Uncover the critical findings of a new study that scrutinizes the reliability of multimodal reasoning models. This research introduces a new metric, RH-Bench, designed to track adn assess how these advanced models, including widely-used ones like GPT-4V and Gemini, generate inaccurate outputs—or hallucinations—during reasoning tasks. the study emphasizes that reasoning models often amplify these errors, a key insight for improving AI accuracy.Discover how researchers are tackling this critical issue and what it means for the future of AI. Read more on News Directory 3 for detailed insights into this groundbreaking research. Discover what’s next …
Benchmarking Hallucinations: New Metric Tracks Multimodal Reasoning models
Updated June 15, 2025

(a) Outputs from reasoning and non-reasoning models on a perception task, highlighting visual hallucination. Multimodal reasoning models amplify hallucinations. (b) Model performance on reasoning and perception tasks in the RH-Bench dataset.
Credit: Liu et al.
Computer scientists have developed elegant machine learning models capable of high performance across varied tasks. Multimodal large language models (MLLMs) can process and generate different data types, including texts, images, and videos.
Models such as OpenAI’s GPT4 with Vision (GPT-4V), DeepSeek-R1, and Google Gemini are widely used to create multimodal content, including images and tailored texts.
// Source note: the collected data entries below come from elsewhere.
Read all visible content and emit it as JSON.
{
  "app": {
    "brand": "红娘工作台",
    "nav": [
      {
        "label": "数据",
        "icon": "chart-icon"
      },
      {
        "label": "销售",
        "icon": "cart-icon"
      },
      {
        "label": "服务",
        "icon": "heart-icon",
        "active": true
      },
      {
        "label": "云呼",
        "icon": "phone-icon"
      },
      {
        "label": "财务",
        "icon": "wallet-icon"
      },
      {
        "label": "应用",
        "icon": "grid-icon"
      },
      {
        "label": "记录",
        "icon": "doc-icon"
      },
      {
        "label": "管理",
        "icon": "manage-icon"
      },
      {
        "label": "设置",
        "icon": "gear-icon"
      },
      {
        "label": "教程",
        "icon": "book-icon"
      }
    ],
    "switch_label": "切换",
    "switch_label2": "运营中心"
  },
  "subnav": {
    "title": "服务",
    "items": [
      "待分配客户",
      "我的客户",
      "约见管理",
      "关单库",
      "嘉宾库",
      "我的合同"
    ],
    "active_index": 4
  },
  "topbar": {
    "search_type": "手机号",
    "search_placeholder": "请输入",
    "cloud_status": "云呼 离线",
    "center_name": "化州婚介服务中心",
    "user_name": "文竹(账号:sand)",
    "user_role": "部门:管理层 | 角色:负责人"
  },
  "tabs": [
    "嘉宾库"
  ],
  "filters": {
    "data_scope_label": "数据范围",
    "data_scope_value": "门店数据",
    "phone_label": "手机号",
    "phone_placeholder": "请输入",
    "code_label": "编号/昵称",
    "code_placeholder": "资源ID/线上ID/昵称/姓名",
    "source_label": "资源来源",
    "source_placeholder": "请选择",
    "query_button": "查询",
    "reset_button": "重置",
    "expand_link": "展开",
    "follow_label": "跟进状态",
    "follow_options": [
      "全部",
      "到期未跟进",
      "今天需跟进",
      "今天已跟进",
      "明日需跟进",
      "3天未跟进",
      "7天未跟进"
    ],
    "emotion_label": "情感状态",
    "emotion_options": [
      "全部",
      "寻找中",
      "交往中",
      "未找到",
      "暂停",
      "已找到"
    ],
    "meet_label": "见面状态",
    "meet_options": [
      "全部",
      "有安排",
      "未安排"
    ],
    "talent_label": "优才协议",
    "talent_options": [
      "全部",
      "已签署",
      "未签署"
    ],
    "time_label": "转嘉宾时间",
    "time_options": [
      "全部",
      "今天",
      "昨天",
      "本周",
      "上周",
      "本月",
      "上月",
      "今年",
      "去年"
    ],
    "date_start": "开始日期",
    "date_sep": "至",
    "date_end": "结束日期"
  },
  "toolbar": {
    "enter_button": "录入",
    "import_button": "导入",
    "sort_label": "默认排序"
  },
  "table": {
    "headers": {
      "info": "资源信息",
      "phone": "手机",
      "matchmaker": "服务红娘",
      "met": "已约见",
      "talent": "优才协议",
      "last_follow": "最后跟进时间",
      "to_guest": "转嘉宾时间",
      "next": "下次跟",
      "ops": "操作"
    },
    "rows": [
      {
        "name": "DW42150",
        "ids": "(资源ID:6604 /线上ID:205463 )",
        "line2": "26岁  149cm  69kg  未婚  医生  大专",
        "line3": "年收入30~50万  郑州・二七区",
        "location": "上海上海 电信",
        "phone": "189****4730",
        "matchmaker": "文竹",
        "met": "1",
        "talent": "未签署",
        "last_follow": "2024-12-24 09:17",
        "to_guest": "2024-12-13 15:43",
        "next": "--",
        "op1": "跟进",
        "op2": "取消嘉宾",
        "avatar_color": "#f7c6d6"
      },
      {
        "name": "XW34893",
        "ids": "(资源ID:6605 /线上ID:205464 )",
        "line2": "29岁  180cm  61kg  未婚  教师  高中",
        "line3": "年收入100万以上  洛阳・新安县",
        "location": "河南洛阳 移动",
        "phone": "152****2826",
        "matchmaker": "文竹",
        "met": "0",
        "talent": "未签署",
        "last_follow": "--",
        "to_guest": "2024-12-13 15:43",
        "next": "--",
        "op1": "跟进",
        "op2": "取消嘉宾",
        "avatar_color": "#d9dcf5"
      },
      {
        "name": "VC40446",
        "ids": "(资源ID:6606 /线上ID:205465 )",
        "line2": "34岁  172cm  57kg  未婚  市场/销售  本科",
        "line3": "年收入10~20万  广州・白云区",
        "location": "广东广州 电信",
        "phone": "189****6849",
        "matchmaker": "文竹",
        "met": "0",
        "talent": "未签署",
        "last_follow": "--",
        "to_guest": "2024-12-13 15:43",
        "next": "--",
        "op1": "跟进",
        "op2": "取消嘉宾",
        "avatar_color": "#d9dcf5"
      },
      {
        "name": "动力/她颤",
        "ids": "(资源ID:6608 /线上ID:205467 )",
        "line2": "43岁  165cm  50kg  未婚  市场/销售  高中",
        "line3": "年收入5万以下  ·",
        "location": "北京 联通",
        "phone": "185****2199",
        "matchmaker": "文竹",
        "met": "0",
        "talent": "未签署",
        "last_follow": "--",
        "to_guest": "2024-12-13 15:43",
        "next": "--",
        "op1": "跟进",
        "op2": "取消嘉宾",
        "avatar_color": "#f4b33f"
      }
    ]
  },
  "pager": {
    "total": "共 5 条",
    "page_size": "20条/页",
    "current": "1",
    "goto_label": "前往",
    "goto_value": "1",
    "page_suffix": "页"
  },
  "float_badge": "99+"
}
Researchers are assessing the reasoning abilities of these models, especially how they handle visual inputs. A study by Liu et al., available on arXiv, investigates how reasoning processes can amplify hallucinations in MLLMs. The research introduces a new metric and dataset, RH-Bench, to evaluate these models.
The study, “More Thinking, Less Seeing? Assessing Amplified Hallucination in Multimodal Reasoning Models,” highlights that while MLLMs excel in many areas, they can also generate outputs that contain inaccuracies or fabrications, known as hallucinations. the researchers found that reasoning models are more prone to amplifying these hallucinations compared to non-reasoning models.
The RH-Bench dataset includes tasks designed to test both reasoning and perception. The results indicate that models with strong reasoning capabilities frequently enough exhibit more hallucinations. baseline non-reasoning models typically show weaker reasoning but fewer hallucinations.
What’s next
The findings suggest that future research should focus on reducing hallucinations in multimodal reasoning models to improve their reliability and accuracy in real-world applications.